Secondly, the restriction to core knowledge priors allows for a more accurate assessment of the efficiency of intelligence. The core idea is that the more intelligent entity should be the most efficient at using its resources to acquire a given task.
The resources can come in two forms:
- Prior Knowledge: - This is the knowledge about the task domain that an entity brings into a task before being introduced to that task.
- Experience: - This is the amount of novel relevant information accrued by an agent about the task.
That is to say, intelligence is the rate at which a learner turns its experience and priors into new skills at valuable tasks that involve uncertainty and adaptation.
If an AI system has access to extensive, task-specific prior knowledge that is not available to a human, its performance on that task becomes a measure of the developer's cleverness in encoding that knowledge, not the AI's inherent intelligence. By focusing solely on a small set of universally shared core knowledge priors, ARC-AGI ensures that success truly reflects the system's ability to learn and generalize, placing the AI and human on a comparable footing.
Design Philosophy
Easy for Humans, Hard for AI
At the core of ARC-AGI benchmark design is the the principle of "Easy for Humans, Hard for AI."
The human mind is our only existence proof of general intelligence. As such, we set it as our reference point to judge AI.
Many AI benchmarks measure performance on tasks that require extensive training or specialized knowledge (Ph.D.-level problems).
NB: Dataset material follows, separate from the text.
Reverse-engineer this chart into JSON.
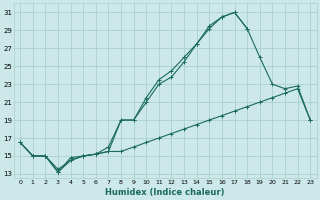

ARC Prize focuses instead on tasks that humans solve effortlessly yet AI finds challenging which highlight fundamental gaps in AI's reasoning and adaptability.
This approach reveals the essential qualities of intelligence - such as the ability to generalize from limited examples, synthesize symbolic rules, and flexibly apply known concepts in novel contexts - that current AI systems struggle to replicate.
By emphasizing these human-intuitive tasks, we not only measure progress more clearly but also inspire researchers to pursue genuinely novel ideas, moving beyond incremental improvements toward meaningful breakthroughs.